In New York, the New York State Department of Labor administers the unemployment insurance benefits to eligible claimants who are unemployed through no fault of their own. Claimants must have a sufficient earnings history during their base or covered period of employment, continue looking for work and remain able to work.
Initially, the New York State Department of Labor conducts an initial investigation to determine eligibility. New York law limits unemployment benefits to those who are not working or working reduced hours. Employees who lost their jobs for lack of work, worked as seasonal or temporary employees, are no longer working because of company reorganization, downsizing or shutdown, are no longer working because of company underfunding or not working for any reasons not within their control are eligible to receive unemployment benefits.
Additionally, New York law does not limit unemployment benefits to those who lost their jobs simply for being unable to meet performance requirements or qualification requirements.
Unacceptable Reasons for Unemployment
The New York State Department of Labor can deny benefits to claimants who are not working because of misconduct, for quitting without good cause, those terminated for violating company rules or policies, workers terminated for insubordination or repeated instances of absenteeism or workers who are no longer working because of collective bargaining strikes. Good-cause reasons for unemployment include extenuating personal reasons or other employment-related reasons, such as illegal retaliation or discrimination by employers.
Under New York law, employees who work for union shops that stop working due to strikes are disqualified, even if they did not participate in those strikes as long as they occurred within 49 days of unemployment. However, employees who worked for companies experiencing lockouts are still eligible for benefits.

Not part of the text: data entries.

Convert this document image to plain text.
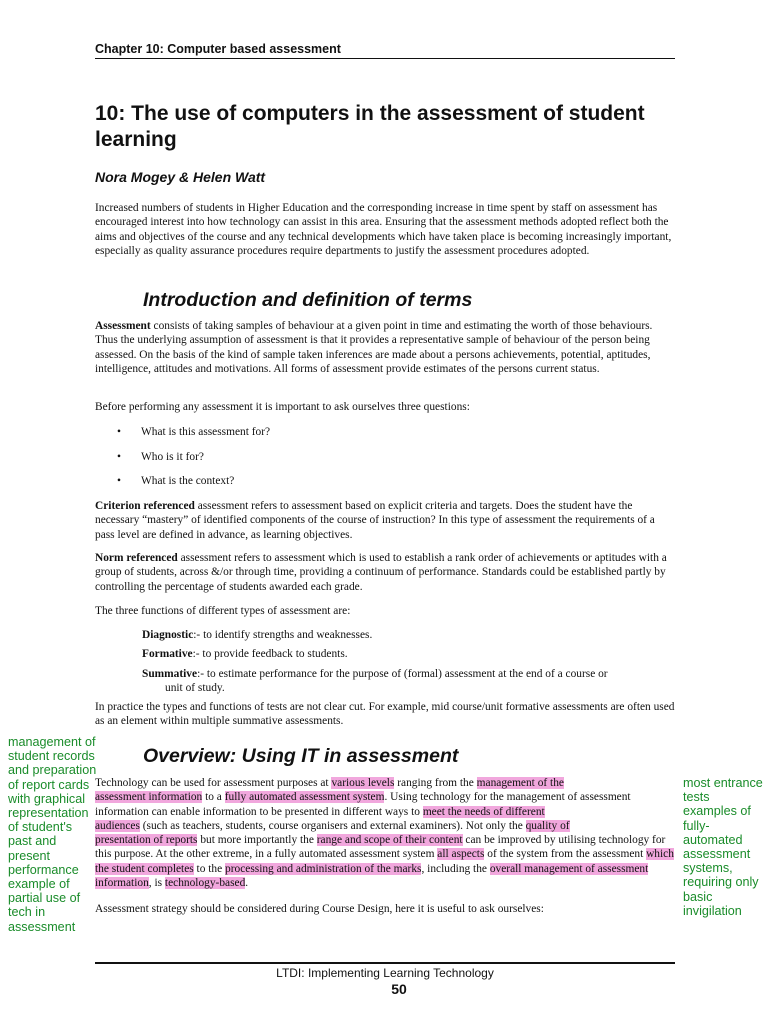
Chapter 10: Computer based assessment
10: The use of computers in the assessment of student learning
Nora Mogey & Helen Watt

Increased numbers of students in Higher Education and the corresponding increase in time spent by staff on assessment has encouraged interest into how technology can assist in this area. Ensuring that the assessment methods adopted reflect both the aims and objectives of the course and any technical developments which have taken place is becoming increasingly important, especially as quality assurance procedures require departments to justify the assessment procedures adopted.

Introduction and definition of terms

Assessment consists of taking samples of behaviour at a given point in time and estimating the worth of those behaviours. Thus the underlying assumption of assessment is that it provides a representative sample of behaviour of the person being assessed. On the basis of the kind of sample taken inferences are made about a persons achievements, potential, aptitudes, intelligence, attitudes and motivations. All forms of assessment provide estimates of the persons current status.

Before performing any assessment it is important to ask ourselves three questions:

• What is this assessment for?
• Who is it for?
• What is the context?

Criterion referenced assessment refers to assessment based on explicit criteria and targets. Does the student have the necessary “mastery” of identified components of the course of instruction? In this type of assessment the requirements of a pass level are defined in advance, as learning objectives.

Norm referenced assessment refers to assessment which is used to establish a rank order of achievements or aptitudes with a group of students, across &/or through time, providing a continuum of performance. Standards could be established partly by controlling the percentage of students awarded each grade.

The three functions of different types of assessment are:

Diagnostic:- to identify strengths and weaknesses.
Formative:- to provide feedback to students.
Summative:- to estimate performance for the purpose of (formal) assessment at the end of a course or
unit of study.

In practice the types and functions of tests are not clear cut. For example, mid course/unit formative assessments are often used as an element within multiple summative assessments.

management of student records and preparation of report cards with graphical representation of student's past and present performance example of partial use of tech in assessment
Overview: Using IT in assessment

Technology can be used for assessment purposes at various levels ranging from the management of the
assessment information to a fully automated assessment system. Using technology for the management of assessment information can enable information to be presented in different ways to meet the needs of different
audiences (such as teachers, students, course organisers and external examiners). Not only the quality of
presentation of reports but more importantly the range and scope of their content can be improved by utilising technology for this purpose. At the other extreme, in a fully automated assessment system all aspects of the system from the assessment which the student completes to the processing and administration of the marks, including the overall management of assessment information, is technology-based.

Assessment strategy should be considered during Course Design, here it is useful to ask ourselves:

most entrance tests examples of fully-automated assessment systems, requiring only basic invigilation
LTDI: Implementing Learning Technology
50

Weekly benefits depend on an applicant’s weekly earnings during their highest earnings quarter during an employee’s base period of employment. If eligible, an employee will receive approximately 1/26 of his highest quarter wages, limited to $405 weekly, as of publication. Employees will receive benefits for up to 26 weeks and may qualify for federal extensions after they exhaust their state benefits. Benefits payments are not affected by severance pay if an employee is no longer committed to working for her employer. Vacation payouts are not includable income and will not affect eligibility or benefit payments.
Employees who receive workers’ compensation benefits are eligible for unemployment benefits if they remain physically able to work and are available for work. However, claimants receiving workers’ compensation benefits will receive partial benefits if their workers’ compensation earnings during any week are less than $405. Additionally, New York law requires these workers to obtain a physician’s certification stating they are able to work.